The annual battle between Louisville and Kentucky is one that people have been waiting all season to see. While there will be a lot of talent on the floor, the winner will be the one that does a better job of following the game plan.
Each squad has done a good job against inferior opponents early in the year, but that has not been the case in the bigger matchups. Both teams lost to North Carolina, while the Wildcats also fell to Baylor and Michigan State.
In order to have success in the future, each team has to learn lessons from the previous defeats. These lessons will turn into keys to victory in the upcoming contest.
Here is what each team must focus on in order to come out with a win against the hated rival.
Pass the Ball
When you have so many talented players on a roster, it is hard to get them to share the basketball. Every person who steps on the floor at Kentucky seems to think he is the best in the nation and can score at any time.
This is not necessarily that far off-base, as the squad currently ranks 34th in the country in points per game while sitting only 202nd in average assists. However, this will not lead to consistent scoring against a good team.
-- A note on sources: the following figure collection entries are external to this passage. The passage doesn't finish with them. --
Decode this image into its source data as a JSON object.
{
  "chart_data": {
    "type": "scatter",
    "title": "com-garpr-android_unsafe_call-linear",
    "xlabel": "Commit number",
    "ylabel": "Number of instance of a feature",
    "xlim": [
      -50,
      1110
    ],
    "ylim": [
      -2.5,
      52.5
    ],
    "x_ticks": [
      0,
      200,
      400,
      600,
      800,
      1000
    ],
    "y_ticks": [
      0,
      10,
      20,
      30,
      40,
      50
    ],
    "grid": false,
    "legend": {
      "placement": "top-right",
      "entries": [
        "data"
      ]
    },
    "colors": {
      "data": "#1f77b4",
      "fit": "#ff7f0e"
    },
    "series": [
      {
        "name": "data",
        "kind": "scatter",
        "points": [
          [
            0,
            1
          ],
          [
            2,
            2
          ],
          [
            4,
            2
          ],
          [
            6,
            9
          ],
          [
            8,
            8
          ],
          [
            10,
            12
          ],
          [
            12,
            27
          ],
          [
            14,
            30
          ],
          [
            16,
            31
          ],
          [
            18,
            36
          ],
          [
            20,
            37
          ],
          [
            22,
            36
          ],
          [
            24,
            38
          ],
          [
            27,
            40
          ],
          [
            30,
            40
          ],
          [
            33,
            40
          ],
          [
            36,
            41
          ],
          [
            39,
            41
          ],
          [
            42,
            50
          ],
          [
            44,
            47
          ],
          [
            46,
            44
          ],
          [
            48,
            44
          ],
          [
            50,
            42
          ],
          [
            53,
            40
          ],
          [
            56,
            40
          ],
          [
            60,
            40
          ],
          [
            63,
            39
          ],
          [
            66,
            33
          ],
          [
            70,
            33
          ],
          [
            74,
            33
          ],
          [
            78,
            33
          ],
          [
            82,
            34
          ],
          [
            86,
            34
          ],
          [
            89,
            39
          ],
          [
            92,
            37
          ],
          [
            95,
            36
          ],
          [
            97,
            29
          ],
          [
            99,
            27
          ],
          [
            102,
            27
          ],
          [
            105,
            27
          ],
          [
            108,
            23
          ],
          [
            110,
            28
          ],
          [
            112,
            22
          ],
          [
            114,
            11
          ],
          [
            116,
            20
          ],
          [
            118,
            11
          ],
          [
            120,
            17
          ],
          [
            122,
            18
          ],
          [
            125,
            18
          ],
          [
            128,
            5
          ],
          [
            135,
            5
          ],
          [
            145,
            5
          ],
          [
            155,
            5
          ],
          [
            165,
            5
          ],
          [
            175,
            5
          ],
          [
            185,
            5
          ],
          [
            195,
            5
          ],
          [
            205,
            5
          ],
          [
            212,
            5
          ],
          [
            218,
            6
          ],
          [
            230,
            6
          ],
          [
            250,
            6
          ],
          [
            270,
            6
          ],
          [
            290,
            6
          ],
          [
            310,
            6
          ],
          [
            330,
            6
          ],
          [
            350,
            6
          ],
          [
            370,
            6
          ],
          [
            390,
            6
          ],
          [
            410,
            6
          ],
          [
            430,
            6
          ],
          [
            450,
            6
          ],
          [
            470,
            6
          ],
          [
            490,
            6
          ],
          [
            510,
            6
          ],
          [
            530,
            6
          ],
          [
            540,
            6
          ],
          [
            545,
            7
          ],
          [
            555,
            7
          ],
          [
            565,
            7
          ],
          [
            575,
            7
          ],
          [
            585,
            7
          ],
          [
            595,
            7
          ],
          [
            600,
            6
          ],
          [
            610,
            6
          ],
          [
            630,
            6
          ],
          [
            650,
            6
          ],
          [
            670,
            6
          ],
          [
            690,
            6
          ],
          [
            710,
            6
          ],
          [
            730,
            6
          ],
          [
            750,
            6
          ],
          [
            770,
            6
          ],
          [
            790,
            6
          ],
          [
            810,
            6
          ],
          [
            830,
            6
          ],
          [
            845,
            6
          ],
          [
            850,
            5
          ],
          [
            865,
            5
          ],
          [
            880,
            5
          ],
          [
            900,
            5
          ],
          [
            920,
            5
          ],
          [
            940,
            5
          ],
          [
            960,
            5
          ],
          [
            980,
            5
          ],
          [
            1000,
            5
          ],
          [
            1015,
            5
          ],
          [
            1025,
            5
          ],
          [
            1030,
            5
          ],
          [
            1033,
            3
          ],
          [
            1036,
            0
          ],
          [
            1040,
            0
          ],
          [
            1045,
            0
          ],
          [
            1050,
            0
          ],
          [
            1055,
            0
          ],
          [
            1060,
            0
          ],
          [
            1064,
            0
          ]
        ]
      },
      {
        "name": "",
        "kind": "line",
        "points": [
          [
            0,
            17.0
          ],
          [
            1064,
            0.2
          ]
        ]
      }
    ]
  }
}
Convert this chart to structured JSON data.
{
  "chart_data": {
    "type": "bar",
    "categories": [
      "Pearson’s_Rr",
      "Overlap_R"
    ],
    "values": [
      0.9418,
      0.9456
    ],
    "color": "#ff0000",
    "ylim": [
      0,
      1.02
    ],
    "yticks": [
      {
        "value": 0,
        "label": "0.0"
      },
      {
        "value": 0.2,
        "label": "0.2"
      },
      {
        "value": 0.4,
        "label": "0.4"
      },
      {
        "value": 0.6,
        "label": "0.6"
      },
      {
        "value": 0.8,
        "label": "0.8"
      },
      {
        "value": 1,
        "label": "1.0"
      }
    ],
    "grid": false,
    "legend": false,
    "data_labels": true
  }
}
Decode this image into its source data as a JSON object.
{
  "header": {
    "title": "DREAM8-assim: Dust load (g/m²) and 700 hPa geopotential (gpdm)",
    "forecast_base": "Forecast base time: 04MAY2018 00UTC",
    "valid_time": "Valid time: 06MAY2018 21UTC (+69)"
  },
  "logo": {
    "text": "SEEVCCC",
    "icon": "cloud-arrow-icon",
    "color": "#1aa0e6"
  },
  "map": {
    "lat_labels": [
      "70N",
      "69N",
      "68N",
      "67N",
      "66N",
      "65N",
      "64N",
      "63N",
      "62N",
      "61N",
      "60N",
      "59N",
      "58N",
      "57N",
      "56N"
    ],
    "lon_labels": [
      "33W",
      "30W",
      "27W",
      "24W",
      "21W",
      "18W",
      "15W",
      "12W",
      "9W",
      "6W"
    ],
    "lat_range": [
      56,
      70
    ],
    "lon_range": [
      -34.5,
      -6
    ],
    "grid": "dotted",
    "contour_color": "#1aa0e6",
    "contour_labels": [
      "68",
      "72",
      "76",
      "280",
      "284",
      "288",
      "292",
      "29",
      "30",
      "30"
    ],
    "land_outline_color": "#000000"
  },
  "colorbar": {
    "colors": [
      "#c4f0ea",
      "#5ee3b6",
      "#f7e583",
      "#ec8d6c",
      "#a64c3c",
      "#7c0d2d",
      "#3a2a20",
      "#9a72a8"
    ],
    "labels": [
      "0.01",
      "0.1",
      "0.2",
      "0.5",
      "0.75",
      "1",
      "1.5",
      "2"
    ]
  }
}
Louisville is known for its elite on-ball defense that spans the entire court. The Wildcats will not be able to beat the press or get into the lane with dribbling alone.
Andrew Harrison needs to become a true point guard and be able to set up teammates on the offensive end. Additionally, the rest of the squad has to be willing to make an extra pass when available. Otherwise, the offense will seriously struggle.
Limit 2nd-Chance Opportunities
One of the reasons Louisville is so dangerous offensively is the team's ability to grab rebounds and score on putbacks. This season, the Cardinals rank fourth in the nation with 16 offensive rebounds per game.
In order for the Wildcats to limit this offense, they will need to prevent too many second-chance opportunities. Every single possession has to be one shot and done.
Fortunately, this is also a strength for Kentucky as Julius Randle and Willie Cauley-Stein are as tough on the boards as anyone in the nation. These players and others have to come through on the defensive end of the court and make sure they box out on every shot.
The might not be anything more frustrating than when you stop a good team from scoring, only to give up a bucket on an offensive rebound.
Pack the Defense Inside
Being from Texas, Julius Randle does not know much about the Louisville-Kentucky rivalry. According to Kyle Tucker of USA Today, the freshman has been getting an idea of why this matchup matters:
Everywhere we go, that's all they talk about. I've heard it since I committed to when (Louisville) won the national championship to when I first got here in the summer. And now I'm really about to start hearing about it.
Whether he knows what to expect or not, he will play a big role in this game after averaging 18.2 points and 11.3 rebounds per game this year. Almost all of this production comes inside the paint, along with the rest of the Wildcats offense.
On the other hand, they have not fared well from the outside, making only 31.7 percent of shots from behind the arc.
Louisville has to use this scouting report, sit back on the defense and force the opponent to shoot over the top. This also means the squad should feel free to double-team forwards inside in order to stop them.
Score in Transition
Like all John Calipari teams, Kentucky is strong defensively when it gets set. However, the young team has shown a tendency to get a little lazy in transition and allow easy buckets on fast breaks.
This was seen in each of the Wildcats losses so far this year as the opposing squad was able to get down the court and score in a hurry.
Louisville has a lot of team speed, starting with leading scorer Russ Smith. The Cardinals have to find a way to turn turnovers and missed shots into fast-break opportunities and get shots off before Kentucky has a chance to react.
Both teams will want to play fast, but Louisville has a chance to really get an advantage by moving the ball as quick as possible to keep Kentucky off guard on defense.